Parmi ces patients, il a sélectionné les échantillons sanguins de six d’entre eux pour cette étude. Cinq avaient été identifiés comme un sous-ensemble du virus d’Epstein-Barr, et le sixième avait le virus d’Epstein-Barr et une co-infection bactérienne. A titre de comparaison, les chercheurs ont recueilli des échantillons de 20 personnes en bonne santé appariées aux six patients du SFC pour l’âge et le sexe.

Lerner, lui aussi, avait émis l’hypothèse indépendante que les patients du SFC pouvaient subir une réactivation partielle du virus. Les patients pourraient être négatifs pour les anticorps les plus actifs nécessaires pour combattre un virus, mais pourraient quand même guérir du SFC après un traitement antiviral à long terme. L’un des antiviraux qu’il utilise est connu pour inhiber l’ADN polymérase, ce qui stopperait net la réactivation du virus d’Epstein-Barr.

Avec les échantillons de sang des patients SFC et des témoins en main, Williams a utilisé une méthode de laboratoire très sensible pour détecter s’ils contenaient des anticorps contre les deux protéines virales d’Epstein-Barr cibles, l’ADN polymérase et la dUTPase, qui sont produites au début du processus de réactivation virale.
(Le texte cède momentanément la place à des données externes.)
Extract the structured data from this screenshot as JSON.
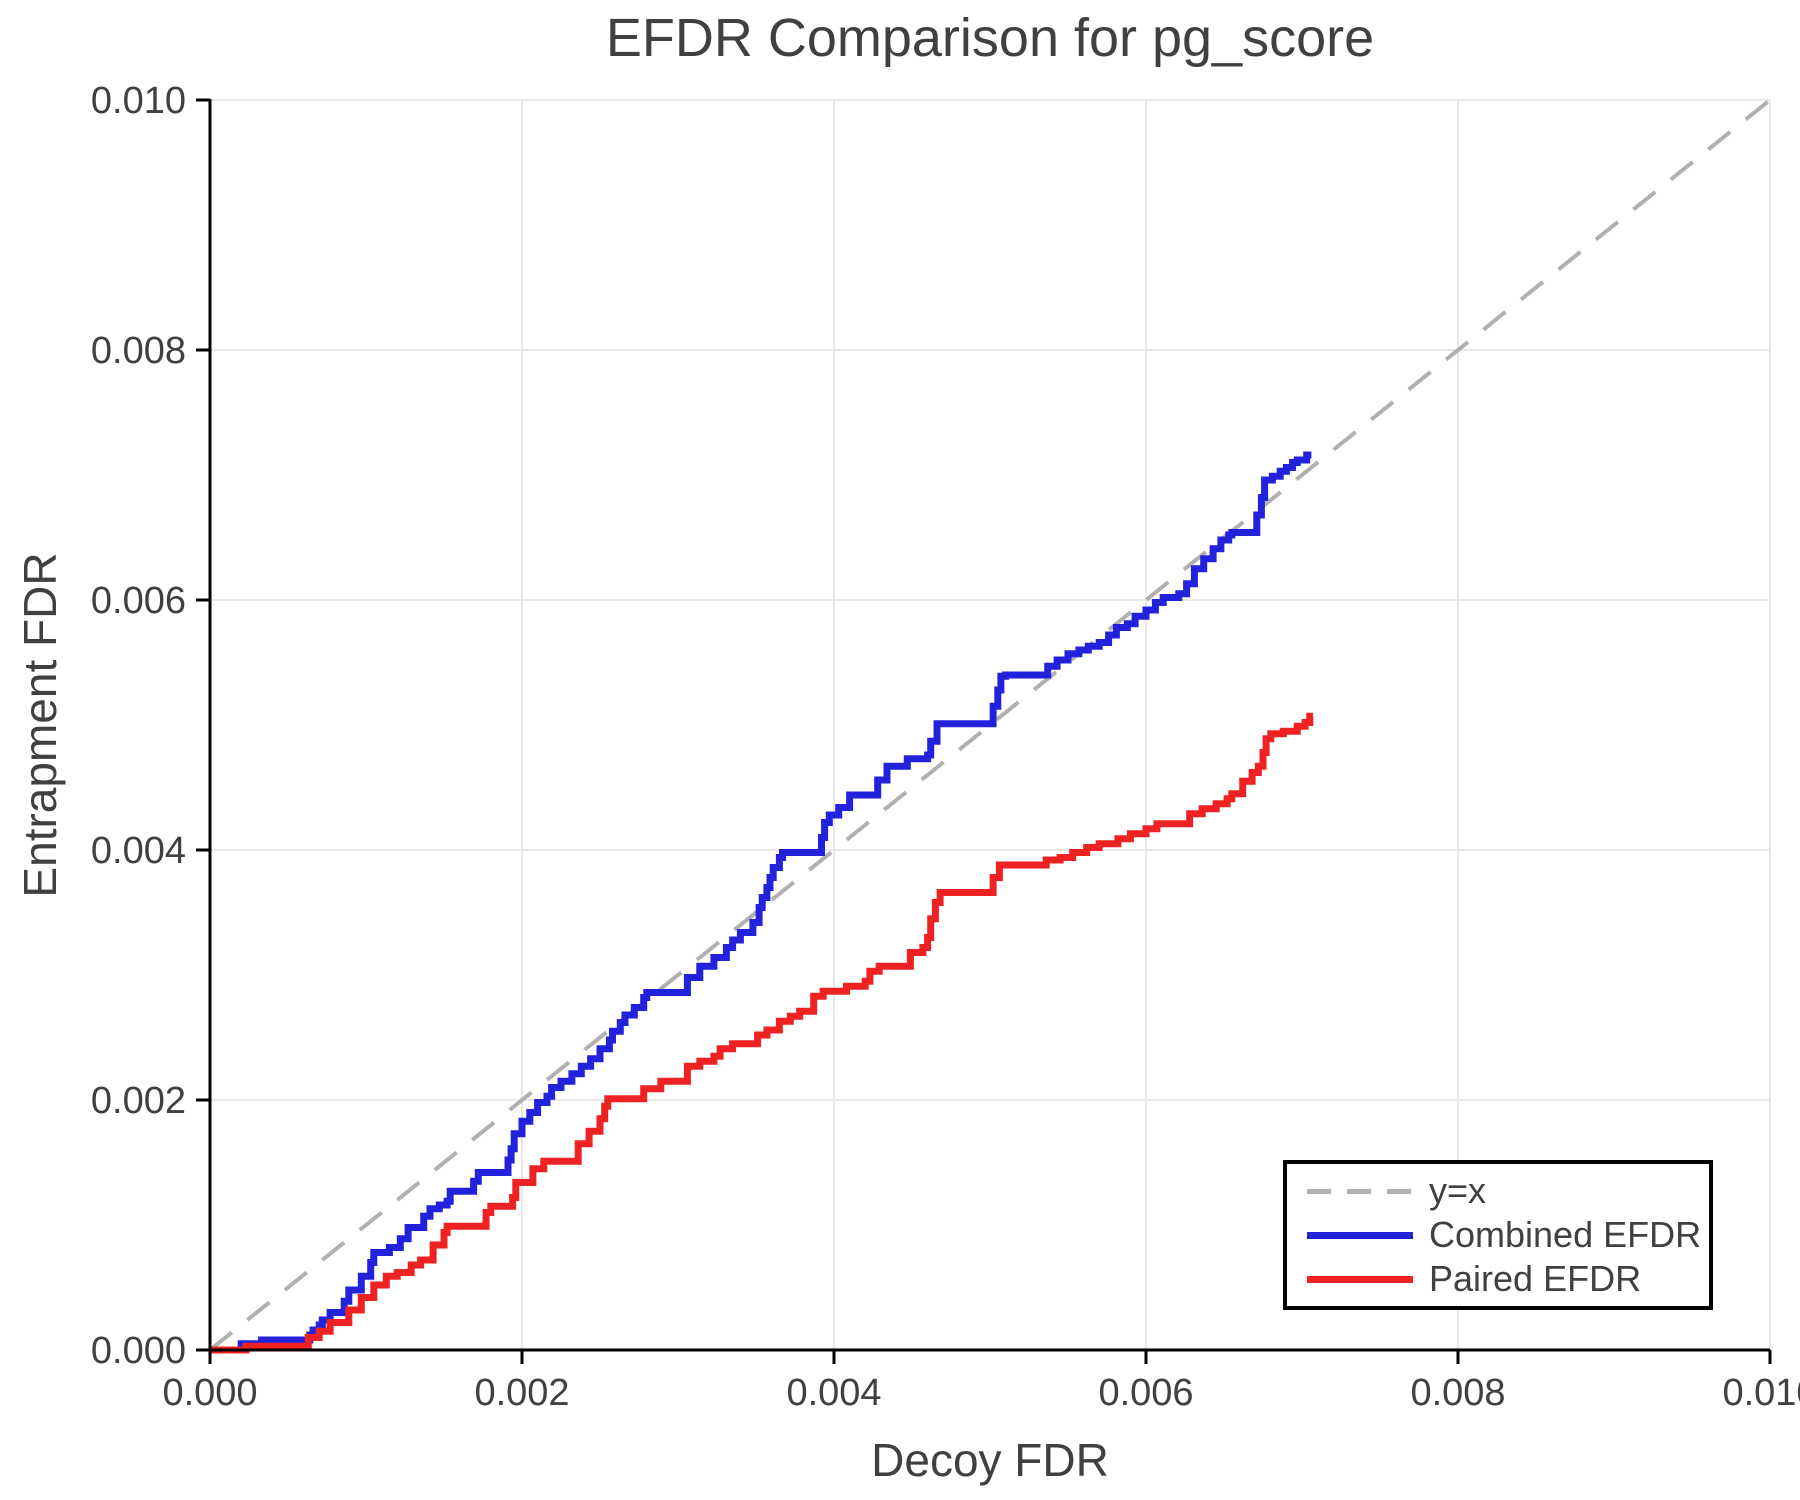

Dans l’ensemble, 78,8 % des échantillons de sérum des six patients atteints de SFC étaient positifs pour les anticorps contre l’ADN polymérase et 44,2 % étaient positifs pour les anticorps contre la dUTPase. Aucun anticorps contre ces deux protéines n’a été détecté dans les 20 échantillons de contrôle.

« Chacun des six avait des anticorps contre l’ADN polymérase ou la dUTPase du VEB et ces anticorps ont persisté pendant quelque 408 jours », a déclaré Lerner. « Et les taux d’anticorps étaient extraordinairement élevés ». Des niveaux élevés d’anticorps circulant dans le sang suggèrent une activation immunitaire à long terme contre ces protéines.

Williams a noté que les niveaux pourraient être moins significatifs que la présence des anticorps en premier lieu.

« Si vous regardez la plupart des individus en bonne santé, ils n’auraient aucune raison d’avoir un anticorps contre l’une de ces protéines », a-t-il déclaré. « Les anticorps seuls sont un bon facteur de différenciation ».

Ces travaux ont été partiellement soutenus par les National Institutes of Health.

Les autres co-auteurs sont Maria Ariza du département de virologie moléculaire, d’immunologie et de génétique médicale et Stanley Lemeshow, doyen du College of Public Health, tous deux de l’Ohio State ; Leonard Jason de l’Université DePaul ; Safedin Beqaj de Pathology Inc, à Torrance, en Californie, et James Fitzgerald de la faculté de médecine de l’Université du Michigan.